[Coco] [Color Computer] 1984 djvu conversion

stinger30au stinger30au at yahoo.com.au
Thu May 21 03:22:48 EDT 2009


--- In ColorComputer at yahoogroups.com, "jasonb1963" <jasonb1963 at ...> wrote:
>
> --- In ColorComputer at yahoogroups.com, "stinger30au" <stinger30au@> wrote:
> >
> > --- In ColorComputer at yahoogroups.com, "Mike Pepe" <lamune@> wrote:
> > >
> > > What is the benefit of turning a 300dpi PDF into a 400dpi djvu? Why
> > > increase the resolution?
> > > 
> > 
> > 
> > Mike,
> > i answered this question yesterday
> > 
> > djvu is a "lossy format"
> > 
> > if you take a 300dpi pdf & convert to 300 dpi djvu, you lose resolution and the text is blurry.this is due to th compression technique djvu uses.
> > 
> > if you wind up the resolution of the djvu to 400dpi the loss of quality is very small and the text is much sharper & jut as good as a 300 dpi pdf.
> > 
> > when i finish scanning the remainder of the aussie coco magazines i have and it will take me about 3 or 4 weeks maybe i will upload a pdf version of one just for you to do some tests on it yourself.
> >
> 
> Meanwhile the 300DPI DJVU conversion of the January 1989 issue of Rainbow magazine is up on excalibur for comparison's sake.
> 
> BTW, Dez, the PDF format supports a number of different compression methods, some of which are lossy and some of which are not.  Depending on how your particular application is configured, you may or may not have any control over this (Adobe Acrobat allows you to control all of these options if you like, but it can be confusing until you spend a lot of time exploring all the options and see how they interact with your completed documents).  Also, I believe PDF "vectorizes" images (represents them as lines) whereas DJVU rasterizes images (represents them as dots) which is a fundamental difference in how they operate.  PDF gives excellent results for text documents but is less efficient for images and for scanned documents than DJVU.  They are both good at what they do, but for archiving older scanned documents, DJVU is hard to beat.  You might experiment a bit with the anti-aliasing option on DJVU to see if you are able to reduce the blurring you see at 300DPI.  If not, then your approach of going to a higher resolution seems like a reasonable alternative.
> 
> --
> Jason
>

i use gscan2pdf, open source app

http://gscan2pdf.sourceforge.net/

there is many different types of compress i can use when saving pdf. after spending much time on this 5 months ago when i decied to undertake this incredible amount of scaning for us all i found that jpeg compression with 84% compression rate to save to pdf game me the best file size and best picture output.

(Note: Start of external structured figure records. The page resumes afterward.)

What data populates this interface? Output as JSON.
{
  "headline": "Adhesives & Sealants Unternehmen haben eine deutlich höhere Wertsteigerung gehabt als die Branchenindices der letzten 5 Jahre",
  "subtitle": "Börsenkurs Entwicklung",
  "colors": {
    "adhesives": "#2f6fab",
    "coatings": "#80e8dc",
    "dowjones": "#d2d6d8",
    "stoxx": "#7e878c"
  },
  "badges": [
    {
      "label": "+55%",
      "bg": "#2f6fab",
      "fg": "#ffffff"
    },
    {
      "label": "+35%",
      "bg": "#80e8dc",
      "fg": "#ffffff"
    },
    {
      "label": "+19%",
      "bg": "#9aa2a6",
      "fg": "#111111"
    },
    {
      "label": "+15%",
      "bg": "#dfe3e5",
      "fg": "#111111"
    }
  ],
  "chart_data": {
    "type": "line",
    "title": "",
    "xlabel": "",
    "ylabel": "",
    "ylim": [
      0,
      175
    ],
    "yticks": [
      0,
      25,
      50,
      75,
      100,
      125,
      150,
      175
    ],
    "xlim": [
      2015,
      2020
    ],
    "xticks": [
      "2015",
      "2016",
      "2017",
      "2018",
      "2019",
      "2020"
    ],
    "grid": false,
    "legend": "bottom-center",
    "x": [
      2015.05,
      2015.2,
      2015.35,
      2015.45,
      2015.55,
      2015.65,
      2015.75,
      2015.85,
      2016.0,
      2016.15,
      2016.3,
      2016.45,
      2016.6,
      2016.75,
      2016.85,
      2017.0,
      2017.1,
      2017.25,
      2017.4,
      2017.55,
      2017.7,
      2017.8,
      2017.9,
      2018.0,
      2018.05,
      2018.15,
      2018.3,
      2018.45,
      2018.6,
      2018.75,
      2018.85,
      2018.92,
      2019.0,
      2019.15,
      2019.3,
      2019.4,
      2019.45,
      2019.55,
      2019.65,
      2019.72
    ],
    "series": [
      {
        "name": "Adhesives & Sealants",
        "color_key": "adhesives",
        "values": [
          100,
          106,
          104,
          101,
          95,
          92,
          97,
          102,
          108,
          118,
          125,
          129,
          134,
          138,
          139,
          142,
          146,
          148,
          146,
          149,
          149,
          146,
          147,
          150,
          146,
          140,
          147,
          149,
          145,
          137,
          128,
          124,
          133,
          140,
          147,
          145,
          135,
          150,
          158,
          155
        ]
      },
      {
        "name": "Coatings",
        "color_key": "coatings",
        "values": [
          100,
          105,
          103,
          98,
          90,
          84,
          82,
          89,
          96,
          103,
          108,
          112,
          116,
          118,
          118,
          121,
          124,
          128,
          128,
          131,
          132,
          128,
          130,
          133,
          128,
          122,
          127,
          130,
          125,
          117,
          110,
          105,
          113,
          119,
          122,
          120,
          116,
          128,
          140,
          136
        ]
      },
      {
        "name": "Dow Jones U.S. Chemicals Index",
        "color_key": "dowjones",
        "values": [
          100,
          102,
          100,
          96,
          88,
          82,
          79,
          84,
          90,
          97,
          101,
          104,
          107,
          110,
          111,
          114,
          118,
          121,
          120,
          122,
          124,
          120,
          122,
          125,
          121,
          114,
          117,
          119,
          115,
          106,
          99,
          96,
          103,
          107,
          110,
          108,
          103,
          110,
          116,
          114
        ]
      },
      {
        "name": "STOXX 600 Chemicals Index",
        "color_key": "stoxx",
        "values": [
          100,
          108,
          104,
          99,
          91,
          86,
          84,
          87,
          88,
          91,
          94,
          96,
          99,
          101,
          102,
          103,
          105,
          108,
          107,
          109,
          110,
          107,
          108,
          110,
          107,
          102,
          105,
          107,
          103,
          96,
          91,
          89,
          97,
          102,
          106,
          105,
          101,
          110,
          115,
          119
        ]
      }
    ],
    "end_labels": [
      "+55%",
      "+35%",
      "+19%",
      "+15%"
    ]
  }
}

for arching purposes you want pdf originals , not djvu.

reson being is pdf is much higher qulaity and easier to edit.

use the pdf as your master copies. then take what ever sub copies you want from them in what ever format you like.

pdf is a piece of cake to edit with tools like pdftk that i have at my disposal on my Ubuntu operating system that im using to crank this all out with.